Women and girls are particularly affected, as they are usually the ones responsible for collecting enough water for drinking, cooking, and basic hygiene. The daily chore of hauling heavy water containers from a distant source, further prevents women and children from pursuing an education or earning additional income. Some 40 billion hours are expended annually hauling water around – on average for three hours each day – equalling over 19 million full-time employees.

As water isn't a finite resource the actual amount that exists on Earth isn't the problem, but rather its distribution for drinking, sanitation, irrigation, industry, and energy generation. Since 1990, 1.6 billion people have gained access to safe sources of water, with the proportion of people in the "developing" world with access to safe water increasing from 30% in 1970 to 71% in 1990, 79% in 2000 and 84% in 2004. If this trend continues, the UN Millennium Development Goal of halving the proportion of people without sustainable access to safe drinking water by 2015 will likely be achieved in most regions (except Sub-Saharan Africa).

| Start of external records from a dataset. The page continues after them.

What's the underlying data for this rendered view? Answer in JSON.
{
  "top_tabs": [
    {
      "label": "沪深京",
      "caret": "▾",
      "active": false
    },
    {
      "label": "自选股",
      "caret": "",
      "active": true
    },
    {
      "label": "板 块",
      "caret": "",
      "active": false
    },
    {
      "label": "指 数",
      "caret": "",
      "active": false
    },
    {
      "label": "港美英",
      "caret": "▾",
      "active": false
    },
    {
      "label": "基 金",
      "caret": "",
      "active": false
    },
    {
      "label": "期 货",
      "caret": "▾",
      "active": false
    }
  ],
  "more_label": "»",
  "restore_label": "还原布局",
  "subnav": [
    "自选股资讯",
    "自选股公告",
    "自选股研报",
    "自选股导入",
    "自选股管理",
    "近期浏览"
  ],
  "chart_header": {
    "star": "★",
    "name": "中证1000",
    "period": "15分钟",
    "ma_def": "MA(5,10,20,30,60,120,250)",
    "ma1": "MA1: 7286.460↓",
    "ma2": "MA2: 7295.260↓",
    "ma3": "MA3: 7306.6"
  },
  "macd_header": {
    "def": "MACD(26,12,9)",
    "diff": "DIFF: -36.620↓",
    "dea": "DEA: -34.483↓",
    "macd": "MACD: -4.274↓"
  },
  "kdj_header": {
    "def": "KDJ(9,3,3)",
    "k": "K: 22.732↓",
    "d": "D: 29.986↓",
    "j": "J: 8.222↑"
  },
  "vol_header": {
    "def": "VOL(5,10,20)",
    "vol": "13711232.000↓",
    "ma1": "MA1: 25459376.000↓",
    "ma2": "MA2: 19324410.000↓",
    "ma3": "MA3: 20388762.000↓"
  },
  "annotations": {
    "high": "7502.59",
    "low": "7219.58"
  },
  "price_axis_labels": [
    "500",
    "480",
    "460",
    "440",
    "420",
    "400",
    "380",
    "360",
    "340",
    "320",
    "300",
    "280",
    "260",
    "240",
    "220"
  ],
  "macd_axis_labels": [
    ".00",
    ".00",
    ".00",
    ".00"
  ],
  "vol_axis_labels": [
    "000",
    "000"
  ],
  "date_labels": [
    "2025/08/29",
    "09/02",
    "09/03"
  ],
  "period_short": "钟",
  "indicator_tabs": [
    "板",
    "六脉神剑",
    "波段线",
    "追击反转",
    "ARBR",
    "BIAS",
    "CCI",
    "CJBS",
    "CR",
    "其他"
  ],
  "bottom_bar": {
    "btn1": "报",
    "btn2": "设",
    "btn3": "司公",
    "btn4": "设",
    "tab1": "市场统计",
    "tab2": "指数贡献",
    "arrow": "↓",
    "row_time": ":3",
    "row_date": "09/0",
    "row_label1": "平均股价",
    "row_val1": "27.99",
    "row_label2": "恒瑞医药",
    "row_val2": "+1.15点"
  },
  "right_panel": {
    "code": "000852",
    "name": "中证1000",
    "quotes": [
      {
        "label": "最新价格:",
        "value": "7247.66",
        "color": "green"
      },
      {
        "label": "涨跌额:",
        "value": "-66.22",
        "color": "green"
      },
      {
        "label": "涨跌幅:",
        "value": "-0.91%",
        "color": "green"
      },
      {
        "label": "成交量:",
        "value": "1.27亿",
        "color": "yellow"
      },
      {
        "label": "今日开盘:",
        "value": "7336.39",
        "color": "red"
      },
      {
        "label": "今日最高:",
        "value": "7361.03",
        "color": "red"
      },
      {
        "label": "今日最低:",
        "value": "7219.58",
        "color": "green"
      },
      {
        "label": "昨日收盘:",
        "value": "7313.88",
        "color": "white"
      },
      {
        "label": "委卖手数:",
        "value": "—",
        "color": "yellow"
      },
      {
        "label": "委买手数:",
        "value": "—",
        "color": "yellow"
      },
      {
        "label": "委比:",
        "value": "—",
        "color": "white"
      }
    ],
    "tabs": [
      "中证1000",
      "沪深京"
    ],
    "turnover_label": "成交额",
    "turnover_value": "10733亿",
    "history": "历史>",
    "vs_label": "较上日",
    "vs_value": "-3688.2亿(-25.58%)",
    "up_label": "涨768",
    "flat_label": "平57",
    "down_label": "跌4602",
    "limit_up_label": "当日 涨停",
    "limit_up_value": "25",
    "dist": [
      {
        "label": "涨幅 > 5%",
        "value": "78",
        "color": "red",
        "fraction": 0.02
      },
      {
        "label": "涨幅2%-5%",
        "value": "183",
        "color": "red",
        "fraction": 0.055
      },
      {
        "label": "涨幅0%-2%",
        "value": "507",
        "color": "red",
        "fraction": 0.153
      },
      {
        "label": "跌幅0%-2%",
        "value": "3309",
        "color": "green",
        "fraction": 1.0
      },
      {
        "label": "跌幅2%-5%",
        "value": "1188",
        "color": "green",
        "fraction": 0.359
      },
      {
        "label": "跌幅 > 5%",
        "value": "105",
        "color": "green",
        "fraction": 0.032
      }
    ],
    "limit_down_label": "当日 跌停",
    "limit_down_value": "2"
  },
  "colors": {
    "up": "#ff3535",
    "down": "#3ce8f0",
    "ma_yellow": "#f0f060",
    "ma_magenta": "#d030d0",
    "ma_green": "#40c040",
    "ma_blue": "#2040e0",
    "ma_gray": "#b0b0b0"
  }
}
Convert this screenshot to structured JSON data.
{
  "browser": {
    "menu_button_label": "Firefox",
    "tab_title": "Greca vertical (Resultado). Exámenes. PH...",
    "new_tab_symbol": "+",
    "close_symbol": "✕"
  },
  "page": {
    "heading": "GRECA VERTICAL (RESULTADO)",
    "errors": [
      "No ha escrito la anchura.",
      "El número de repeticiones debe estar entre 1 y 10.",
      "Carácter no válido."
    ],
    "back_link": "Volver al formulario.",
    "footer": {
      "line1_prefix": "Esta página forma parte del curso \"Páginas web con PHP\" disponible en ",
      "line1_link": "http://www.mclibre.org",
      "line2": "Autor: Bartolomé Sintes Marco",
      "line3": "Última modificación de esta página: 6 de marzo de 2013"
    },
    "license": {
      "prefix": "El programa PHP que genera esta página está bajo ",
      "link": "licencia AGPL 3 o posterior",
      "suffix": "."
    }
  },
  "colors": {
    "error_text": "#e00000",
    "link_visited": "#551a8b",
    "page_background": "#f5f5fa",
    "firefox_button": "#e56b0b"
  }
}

Because of the suffering, increased poverty, high child mortality rates, low levels of education, and political instability that lack of safe water sources contributes to, the urgency cannot be overstated. Even if the 2015 goal is achieved, almost 900 million people will still be left without water, while over 76 million people will have perished from waterborne diseases by 2020. Unless major changes occur, waterborne diseases could by then have killed as many people as the AIDS pandemic. In 2006, a UN report stated that "there is enough water for everyone" but access to it is hampered by incompetence and corruption.

Add to that the attempts to privatise water resources and companies by the unwashed neoliberal bastards at the IMF and the World Bank. Currently, more than 90% of the world’s water and sanitation systems are publicly owned and operated, with a mere 9% (or the services of roughly 545 million people in 2004) being operated privately. But the 142% increase in profit that followed the 1989 water privatisation in England and Wales has wet the appetite of the world's most short-sighted and unconscionable "business people", who have no scruples about giant multinational corporations controlling the necessities of life.

They conveniently ignore how in the England and Wales example, profits were valued over service, expensive centralised projects were undertaken at the expense and exclusion of smaller, decentralised projects (like wells, or rain water collection), tariffs were increased by 46% in the years that followed, and that quality and supply declined while much of the infrastructure was left to decay. As long as they can place a pricetag on every single object in the known universe, nothing else matters.

So, participate in events this coming World Water Day, take some time to consider where that stuff pouring out of your tap – or your fresh and trendy bottle – originates, how much you pay for it and to whom, and how you use your share of our water.